Good post, i know what you are saying about Adel but he is the one of only a few who can pick that pass out! the game has been made over complicated by years of inadequate coaching. Movement seems to be an after thought instead of natural. Technical ability replaced by pace or power! Its a typical English mentality which we are only just beginning to address with 5 v 5 in kids junior football. An example of this came yesterday when onohua had acres of space and time but decided to pass it back to green to hoof! Why the hell can't he pass it to feet or even hoof it himself!!
Go back four years to the best of Jim Magilton's time here and that was the style of play I'd love to see us producing. That was a team that was playing with a freedom of expression that was some of the best football I'd seen from a Rangers side for many years, yet we now have supposedly better players playing like carthorses...

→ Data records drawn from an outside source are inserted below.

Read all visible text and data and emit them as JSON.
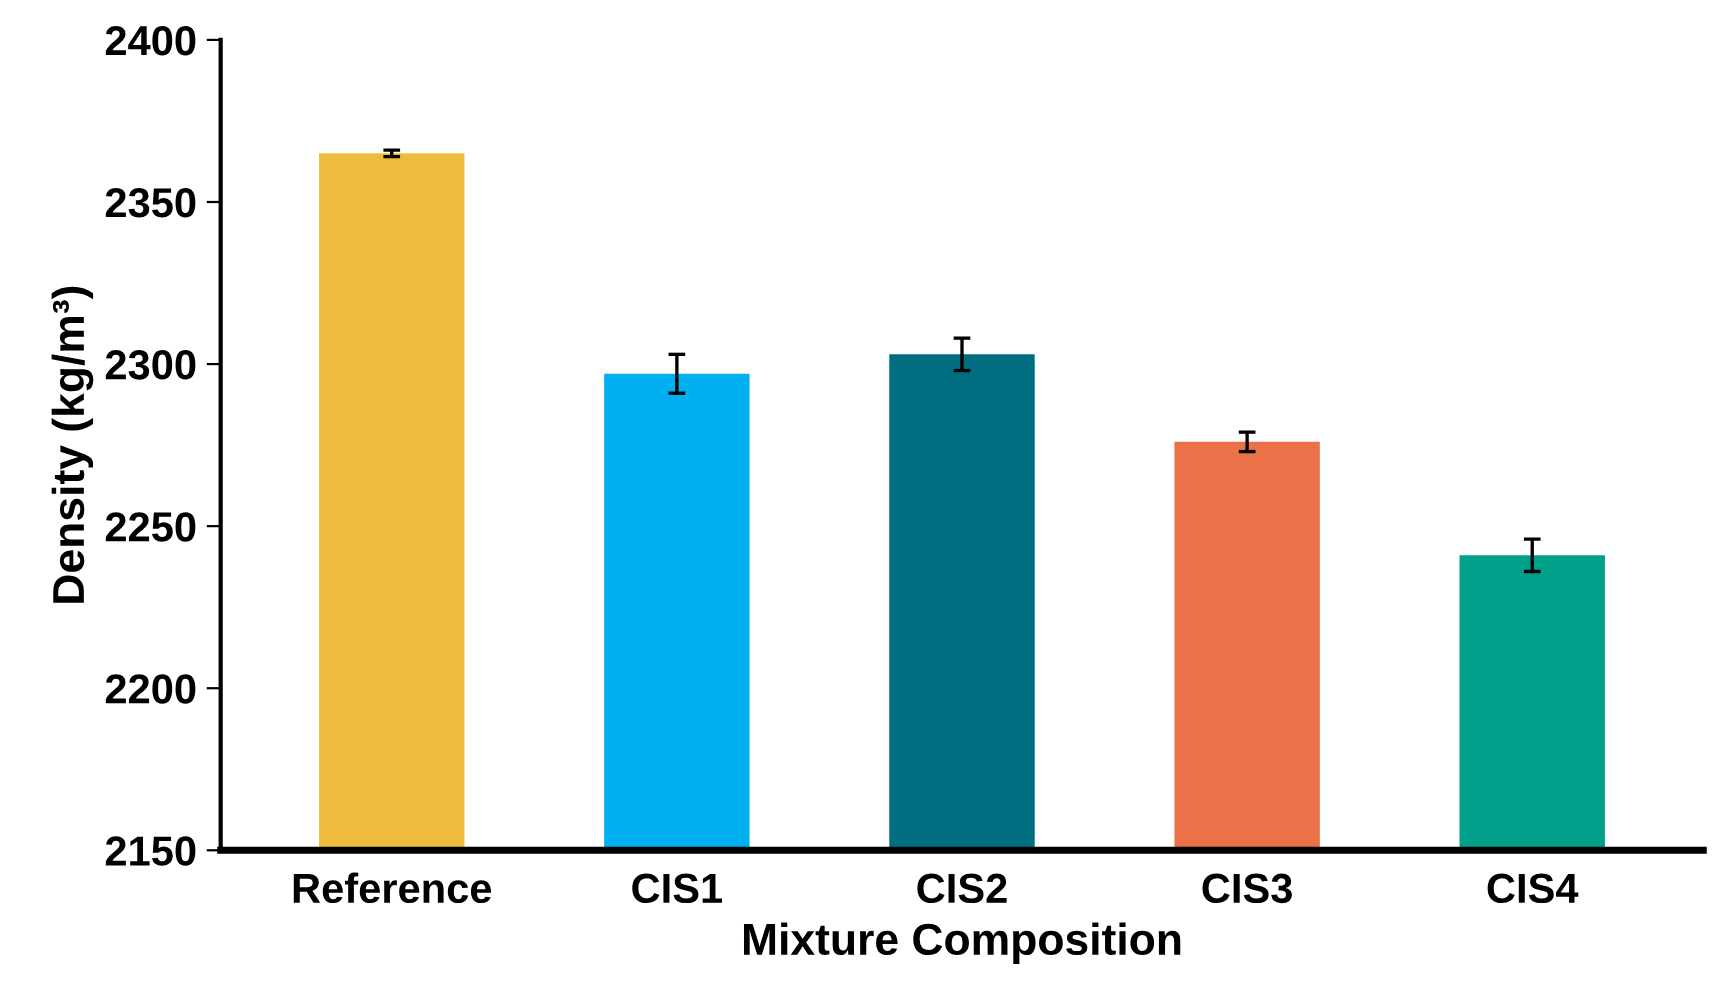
{
  "chart_data": {
    "type": "bar",
    "categories": [
      "Reference",
      "CIS1",
      "CIS2",
      "CIS3",
      "CIS4"
    ],
    "values": [
      2365,
      2297,
      2303,
      2276,
      2241
    ],
    "errors": [
      1,
      6,
      5,
      3,
      5
    ],
    "colors": [
      "#f0bc3e",
      "#00b0f0",
      "#006e80",
      "#eb7248",
      "#00a08a"
    ],
    "xlabel": "Mixture Composition",
    "ylabel": "Density (kg/m³)",
    "ylim": [
      2150,
      2400
    ],
    "yticks": [
      2150,
      2200,
      2250,
      2300,
      2350,
      2400
    ],
    "grid": false
  }
}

All true and we certainly have players that are sufficiently gifted with technique to play a possession game. Yesterday most of the time we say a defence struggling under pressure and Cisse being continually caught offside, what was going on elsewhere was far from clear. The players aren't to blame for there being no system and no shape, most of the time when they receive the ball there's no one moving off the ball which is why they end up either booting it up front or passing it back to Green. The buck stops at Hughes' door.